AB 1951 (Grayson) would expand an existing partial tax break for manufacturing in California. Why should you care? Because such an expansion could come at the expense of programs that are funded through county Realignment. Incredibly complex, borderline arcane, but nevertheless the way a lot of funding flows to public mental health programs in California. Any hit to Realignment revenues would be exceptionally problematic given the workload expectations associated with the CARE Act. SYASL is leading the charge in an effort to have the Governor veto AB 1951, which was supposed to be held in the Senate Appropriations Committee but passed out after a renewed lobbying barrage by California’s manufacturing community.
Redirection of MHSA Monies?
Late amendments to SB 1302, by Senator Anthony Portantino, propose to divert $250 million “of the surplus funds available as of January 1, 2023” in Mental Health Services Act (MHSA) funding to support school-based health centers through grants issued by the Superintendent of Public Instruction.
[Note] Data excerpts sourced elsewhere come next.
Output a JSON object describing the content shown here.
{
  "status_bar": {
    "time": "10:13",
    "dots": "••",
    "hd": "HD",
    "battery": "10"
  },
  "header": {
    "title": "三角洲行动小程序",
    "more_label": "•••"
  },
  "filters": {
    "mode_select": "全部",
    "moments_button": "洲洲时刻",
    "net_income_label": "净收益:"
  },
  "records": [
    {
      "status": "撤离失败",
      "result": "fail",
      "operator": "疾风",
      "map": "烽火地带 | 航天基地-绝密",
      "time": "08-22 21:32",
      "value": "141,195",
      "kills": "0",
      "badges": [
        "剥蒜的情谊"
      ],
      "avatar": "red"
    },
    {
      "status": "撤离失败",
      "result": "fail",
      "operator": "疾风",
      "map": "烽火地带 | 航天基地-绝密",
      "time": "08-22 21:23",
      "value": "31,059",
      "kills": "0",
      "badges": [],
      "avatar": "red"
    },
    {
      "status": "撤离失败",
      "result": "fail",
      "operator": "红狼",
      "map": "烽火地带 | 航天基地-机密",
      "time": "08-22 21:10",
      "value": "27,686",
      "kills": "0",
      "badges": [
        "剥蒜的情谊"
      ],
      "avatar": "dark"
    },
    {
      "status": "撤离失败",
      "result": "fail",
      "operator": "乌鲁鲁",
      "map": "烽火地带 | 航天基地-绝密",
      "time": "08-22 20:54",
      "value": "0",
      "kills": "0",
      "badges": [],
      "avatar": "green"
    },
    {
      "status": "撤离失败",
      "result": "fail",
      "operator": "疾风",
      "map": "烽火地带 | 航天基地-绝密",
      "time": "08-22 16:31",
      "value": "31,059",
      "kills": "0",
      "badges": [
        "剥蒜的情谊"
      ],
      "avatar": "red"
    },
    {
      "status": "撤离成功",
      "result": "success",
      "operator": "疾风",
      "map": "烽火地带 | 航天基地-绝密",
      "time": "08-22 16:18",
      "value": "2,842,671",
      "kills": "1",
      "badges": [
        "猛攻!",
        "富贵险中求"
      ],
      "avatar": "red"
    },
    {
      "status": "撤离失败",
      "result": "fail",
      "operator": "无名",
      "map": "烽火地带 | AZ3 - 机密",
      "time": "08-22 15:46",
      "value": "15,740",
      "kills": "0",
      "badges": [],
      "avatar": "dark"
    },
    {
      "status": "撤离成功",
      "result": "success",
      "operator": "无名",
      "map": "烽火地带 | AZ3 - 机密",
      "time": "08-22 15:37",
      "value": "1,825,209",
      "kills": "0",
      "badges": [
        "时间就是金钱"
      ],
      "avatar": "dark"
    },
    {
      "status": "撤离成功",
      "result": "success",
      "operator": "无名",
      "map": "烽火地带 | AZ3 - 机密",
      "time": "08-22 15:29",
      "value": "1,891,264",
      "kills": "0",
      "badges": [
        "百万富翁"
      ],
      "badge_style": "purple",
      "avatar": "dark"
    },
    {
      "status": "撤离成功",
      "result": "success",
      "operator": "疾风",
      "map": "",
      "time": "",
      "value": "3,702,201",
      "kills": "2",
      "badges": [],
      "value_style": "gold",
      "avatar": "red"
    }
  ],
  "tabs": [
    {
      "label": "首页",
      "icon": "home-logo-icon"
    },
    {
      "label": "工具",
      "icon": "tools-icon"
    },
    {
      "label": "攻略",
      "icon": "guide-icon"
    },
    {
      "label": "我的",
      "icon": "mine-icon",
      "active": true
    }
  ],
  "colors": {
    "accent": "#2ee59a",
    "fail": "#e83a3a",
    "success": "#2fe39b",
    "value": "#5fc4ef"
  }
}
SB 1302 is headed to the Governor.
Broader Interpretation of the MHSA – Involuntary Treatment Costs?
AB 2242 (Santiago) provides that a person cannot be denied access to services funded by the Mental Health Services Fund based solely on the person’s voluntary or involuntary legal status. It would also require that any person detained under the Lanterman-Petris-Short Act (LPS Act) for a 72-hour, 14-day, 30-day or a conservatorship receive a care coordination plan prior to release and require the care coordination plan to include a first follow-up appointment with an appropriate behavioral health professional. This bill also specifies that under no circumstances may the individual be involuntarily held beyond when they would otherwise qualify for release and that, on or before July 1, 2023, the Department of Health Care Services (DHCS) shall convene a stakeholder group to create a model care coordination plan to be followed when discharging those held under temporary holds or conservatorships. SYASL discovered that the author of this bill asked for and received from the Office of Legislative Counsel, a written opinion stating, “Funding under the Mental Health Services Act may generally be used to provide services pursuant to the act to a person who is receiving mental health and related services on an involuntary basis if the use of funds is otherwise consistent with the Mental Health Services Act.” Wish we could provide a copy of the complete opinion here but SYASL was asked to not do so yet. Again, another interesting development with respect to CARE Court but certainly also with respect to legislation we know will be forthcoming in 2023 (from Senator Eggman and possibly others) regarding the expansion of LPS criteria.